When (and How) to Save on Taxes by Not Rolling Over That 401(k)
April 30th, 2008Posted in 401k News |
Suppose your 401(k) retirement plan includes publicly traded company stock? You can save a great deal by paying taxes on that stock now rather than later when you take a distribution. A little known IRS regulation called net unrealized appreciation (NUA) allows you to pull out some (or all) of the shares in the company and separately roll the rest of your account balance over into an IRA. Any increase in the price of the stock (after you have withdrawn your shares and held them for one year) is subject only to long-term capital gains tax, which can be considerably less than ordinary income tax.Put another way, you pay ordinary income taxes on regular IRA distributions assuming you have not yet paid taxes on contributions to the account. Normally, company stock rolled into an IRA is treated the same way. However, if instead of rolling company stock into an IRA, you withdraw the company stock from your 401(k) and transfer it to a taxable brokerage account; you bypass ordinary income taxes on the NUA of the stock. What exactly is NUA? It is the difference between the value of the company stock at the time it was purchased and put into your 401(k) and the value at the time of distribution, i.e., when it is moved out of your 401(k). Thus, your income tax, in this case, is based on the value of the stock when you first acquired it—not on the current (and presumably much higher) value.Another advantage of the NUA tax break with regard to company stock rollover is that there is no required minimum distribution (RMD) on those assets since they are no longer a part of an IRA.For example, if you own one thousand shares of a company stock with a current value of $100,000 with a cost basis of $25,000, you would have an NUA of $75,000. Should you liquidate the stock and withdraw it, or roll it to an IRA for eventual withdrawal, the entire amount would be subject to ordinary income tax.
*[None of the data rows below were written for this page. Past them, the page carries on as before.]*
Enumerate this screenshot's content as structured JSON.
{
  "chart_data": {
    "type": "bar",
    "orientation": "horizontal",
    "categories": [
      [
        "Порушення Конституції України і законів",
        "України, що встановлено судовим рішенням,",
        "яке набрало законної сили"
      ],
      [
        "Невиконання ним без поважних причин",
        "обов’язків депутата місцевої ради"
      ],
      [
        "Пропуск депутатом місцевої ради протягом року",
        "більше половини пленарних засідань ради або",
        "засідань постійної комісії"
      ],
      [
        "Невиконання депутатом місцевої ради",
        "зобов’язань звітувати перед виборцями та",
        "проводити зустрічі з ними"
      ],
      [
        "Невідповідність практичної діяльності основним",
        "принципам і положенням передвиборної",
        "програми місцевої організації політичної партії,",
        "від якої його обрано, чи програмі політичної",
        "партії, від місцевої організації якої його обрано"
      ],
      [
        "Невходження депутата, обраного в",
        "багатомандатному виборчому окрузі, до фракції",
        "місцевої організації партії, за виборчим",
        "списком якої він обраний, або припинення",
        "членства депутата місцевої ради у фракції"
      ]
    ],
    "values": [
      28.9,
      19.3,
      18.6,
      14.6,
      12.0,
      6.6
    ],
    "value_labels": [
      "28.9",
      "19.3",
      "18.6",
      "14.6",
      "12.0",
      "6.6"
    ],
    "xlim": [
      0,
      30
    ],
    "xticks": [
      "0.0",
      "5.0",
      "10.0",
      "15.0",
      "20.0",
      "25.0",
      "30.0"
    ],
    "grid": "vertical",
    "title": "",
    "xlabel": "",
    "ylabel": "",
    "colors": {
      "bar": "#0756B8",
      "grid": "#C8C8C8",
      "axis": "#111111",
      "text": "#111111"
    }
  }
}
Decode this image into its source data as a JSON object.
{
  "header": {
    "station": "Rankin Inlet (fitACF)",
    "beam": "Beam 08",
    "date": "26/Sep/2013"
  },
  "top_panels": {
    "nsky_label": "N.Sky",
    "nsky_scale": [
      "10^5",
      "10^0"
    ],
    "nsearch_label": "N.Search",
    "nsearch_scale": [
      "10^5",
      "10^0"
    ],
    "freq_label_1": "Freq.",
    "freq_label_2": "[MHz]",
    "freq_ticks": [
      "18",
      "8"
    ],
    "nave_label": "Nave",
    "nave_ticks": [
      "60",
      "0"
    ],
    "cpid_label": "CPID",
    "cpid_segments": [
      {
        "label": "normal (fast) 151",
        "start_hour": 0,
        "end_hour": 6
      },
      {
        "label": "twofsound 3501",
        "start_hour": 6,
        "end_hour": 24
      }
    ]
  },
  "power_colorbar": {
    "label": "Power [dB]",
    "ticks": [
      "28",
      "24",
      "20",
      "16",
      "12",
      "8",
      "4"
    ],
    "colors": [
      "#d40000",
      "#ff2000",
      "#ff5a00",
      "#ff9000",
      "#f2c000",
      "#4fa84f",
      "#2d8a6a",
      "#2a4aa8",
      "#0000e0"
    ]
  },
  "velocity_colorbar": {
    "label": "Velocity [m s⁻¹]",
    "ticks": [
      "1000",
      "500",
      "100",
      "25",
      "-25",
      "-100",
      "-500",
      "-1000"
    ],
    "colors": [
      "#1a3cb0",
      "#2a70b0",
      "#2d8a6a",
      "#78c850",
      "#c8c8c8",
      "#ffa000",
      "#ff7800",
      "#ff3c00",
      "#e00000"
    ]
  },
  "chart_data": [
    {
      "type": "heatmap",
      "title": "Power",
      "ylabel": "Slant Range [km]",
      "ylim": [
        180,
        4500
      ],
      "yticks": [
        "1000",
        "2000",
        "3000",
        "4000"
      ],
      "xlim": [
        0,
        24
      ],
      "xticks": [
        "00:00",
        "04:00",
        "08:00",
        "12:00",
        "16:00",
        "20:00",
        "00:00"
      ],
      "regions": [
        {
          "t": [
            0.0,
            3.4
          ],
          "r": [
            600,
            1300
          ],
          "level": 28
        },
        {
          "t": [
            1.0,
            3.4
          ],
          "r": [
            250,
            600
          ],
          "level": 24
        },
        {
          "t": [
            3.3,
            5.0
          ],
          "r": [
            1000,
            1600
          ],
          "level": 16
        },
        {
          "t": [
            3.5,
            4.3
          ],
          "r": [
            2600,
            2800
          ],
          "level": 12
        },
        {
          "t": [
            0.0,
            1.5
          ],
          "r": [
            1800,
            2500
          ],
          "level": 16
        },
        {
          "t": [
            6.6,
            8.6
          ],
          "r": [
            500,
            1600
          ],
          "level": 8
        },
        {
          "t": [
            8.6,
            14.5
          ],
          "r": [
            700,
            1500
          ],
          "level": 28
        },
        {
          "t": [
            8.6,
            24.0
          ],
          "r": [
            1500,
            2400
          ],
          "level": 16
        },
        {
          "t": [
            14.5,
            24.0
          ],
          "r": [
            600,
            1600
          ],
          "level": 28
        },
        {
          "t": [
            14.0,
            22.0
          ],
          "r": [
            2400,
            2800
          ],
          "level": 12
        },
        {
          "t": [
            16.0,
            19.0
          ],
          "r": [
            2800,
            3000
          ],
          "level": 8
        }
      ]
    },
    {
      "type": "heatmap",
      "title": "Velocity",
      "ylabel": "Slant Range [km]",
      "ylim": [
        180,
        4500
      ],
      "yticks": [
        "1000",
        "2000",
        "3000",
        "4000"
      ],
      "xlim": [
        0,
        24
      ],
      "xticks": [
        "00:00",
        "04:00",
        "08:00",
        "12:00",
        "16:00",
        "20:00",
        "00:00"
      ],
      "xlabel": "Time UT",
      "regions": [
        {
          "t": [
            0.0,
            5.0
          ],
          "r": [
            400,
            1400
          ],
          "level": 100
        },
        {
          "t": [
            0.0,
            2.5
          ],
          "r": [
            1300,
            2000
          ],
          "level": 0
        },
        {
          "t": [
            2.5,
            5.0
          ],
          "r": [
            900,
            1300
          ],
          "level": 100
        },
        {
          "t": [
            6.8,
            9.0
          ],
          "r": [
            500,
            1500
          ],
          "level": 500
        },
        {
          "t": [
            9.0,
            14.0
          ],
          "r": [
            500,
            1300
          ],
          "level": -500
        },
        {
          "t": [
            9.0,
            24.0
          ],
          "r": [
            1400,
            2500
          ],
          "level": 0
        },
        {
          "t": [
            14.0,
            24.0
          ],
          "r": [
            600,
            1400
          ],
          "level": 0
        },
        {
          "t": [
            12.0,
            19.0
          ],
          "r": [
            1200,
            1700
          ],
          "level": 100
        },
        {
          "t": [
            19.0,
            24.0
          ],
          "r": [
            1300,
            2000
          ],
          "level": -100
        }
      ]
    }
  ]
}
Assuming you are in the 30 percent tax bracket, you would owe $30,000 on the $100,000 distribution if taken in a single year.Should you choose to adopt the NUA strategy, however, your tax bill should be much less. If you were to roll the stock, in its entirety, out of your retirement plan all at once into a personal non-IRA account, your current tax liability only lies with the amount you originally invested, i.e., the $25,000. Again, if you are in the 30 percent tax bracket, the current tax due would be only $7,500 ($25,000 x .30). The remaining portion, the $75,000 net unrealized appreciation, is not taxed until you liquidate it. If you hold it for more than one year, it will be taxed at the long-term capital gains rate of 15 percent. Assuming it was sold at current market value, an additional tax of $11,250 ($75,000 x 15 percent) will be due.The tax on the $25,000 of $7,500 together with $11,250 tax equals $19,750 in total taxes. Thus, you save $10,250 by simply doing your paperwork. Not a bad way to start your retirement, don’t you think?Yes, this is a complicated concept and process. By learning about it (and getting help from a financial advisor or accountant), you are likely to save a tremendous amount.
The fact is, in the circumstances described, you cannot afford not to take advantage of the NUA.Caveats: This is a one-time opportunity only. So before proceeding, be certain that the parties involved understand what you are doing. If, for example, your company handles the transfer incorrectly, that could spell trouble. Also, be sure to complete both transactions—withdrawing the stock and rollover to an IRA—in the same year. Otherwise, the IRS could deny you the tax break.Do not—I repeat, DO NOT—attempt to handle this type of transaction on your own. As a rule of thumb, all company stock and option transactions should be handled through a financial advisor. The dollar amounts associated with these transactions are typically large, which means that any mistakes can be quite costly. Please consult your accountant, HR person, or financial professional for some guidance before you do anything.